Divorce Analysis Blog

Advanced Ideas About Divorce and Money

Divorce and insurance contracts: annuities in divorce settlements

We have always said that there are numerous ways to arrive at a 50/50 division of assets.  In the case of retirement plans, and more specifically, annuities, attorneys are often unaware of the potential to reduce their clients’ net worth by dividing the contract in half as this portion of an article in Investment News Magazine describes.  At Divorce Analysis, we are experts in advising clients about best ways to think about tax when dividing annuities and other retirement plans.

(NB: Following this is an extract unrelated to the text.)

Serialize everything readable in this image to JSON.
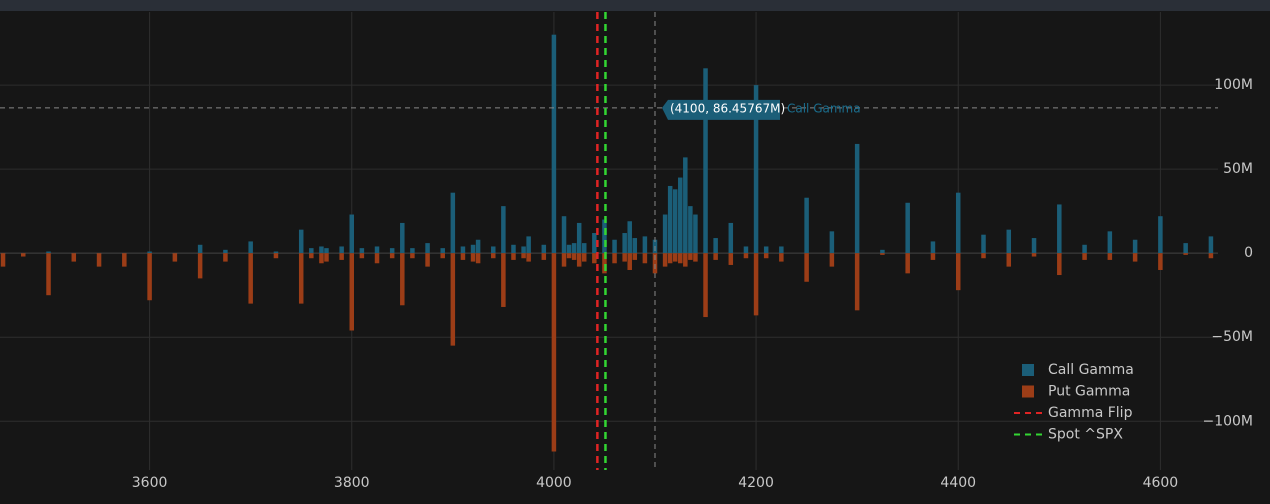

Breaking up is hard to do – especially with annuities

Attorneys often split contracts in divorce settlements, unaware of the potentially costly impact

By Darla Mercado

March 18, 2012

When a client came to his office bearing her new divorce decree, adviser Dale Russell became the bearer of bad news.

During the divorce proceedings, the couple’s lawyers decided that their chief financial asset, a $500,000 variable annuity inside one of their individual retirement accounts, was to be split among the two. But that Solomon-like decision was made without the attorneys’ awareness of its dire financial consequences.

Splitting the variable annuity meant that Mr. Russell’s client had to pay an 8% surrender charge and a 10% penalty for an early withdrawal from the IRA.

For Mr. Russell, vice president of Gallo & Russell Inc., the experience is hardly uncommon.

With nearly one in two marriages ending in divorce, financial advisers who deal with divorcing couples often face complex problems connected with untangling annuities that are in the pool of shared assets.

With divorce attorneys typically unaware of the nuances of annuity contracts and the various ways insurers treat contracts in the context of divorce, and with advisers typically out of the loop when settlements are hammered out, the problem lands in the lap of advisers.

“In the case of my client, there wasn’t much I could do in the way of alternatives,” said Mr. Russell, who hadn’t been consulted before the couple began preparing for the split.

“This was essentially the only asset they had, and instead of my client’s getting the $250,000 she expected, she’s getting almost $50,000 less,” he said.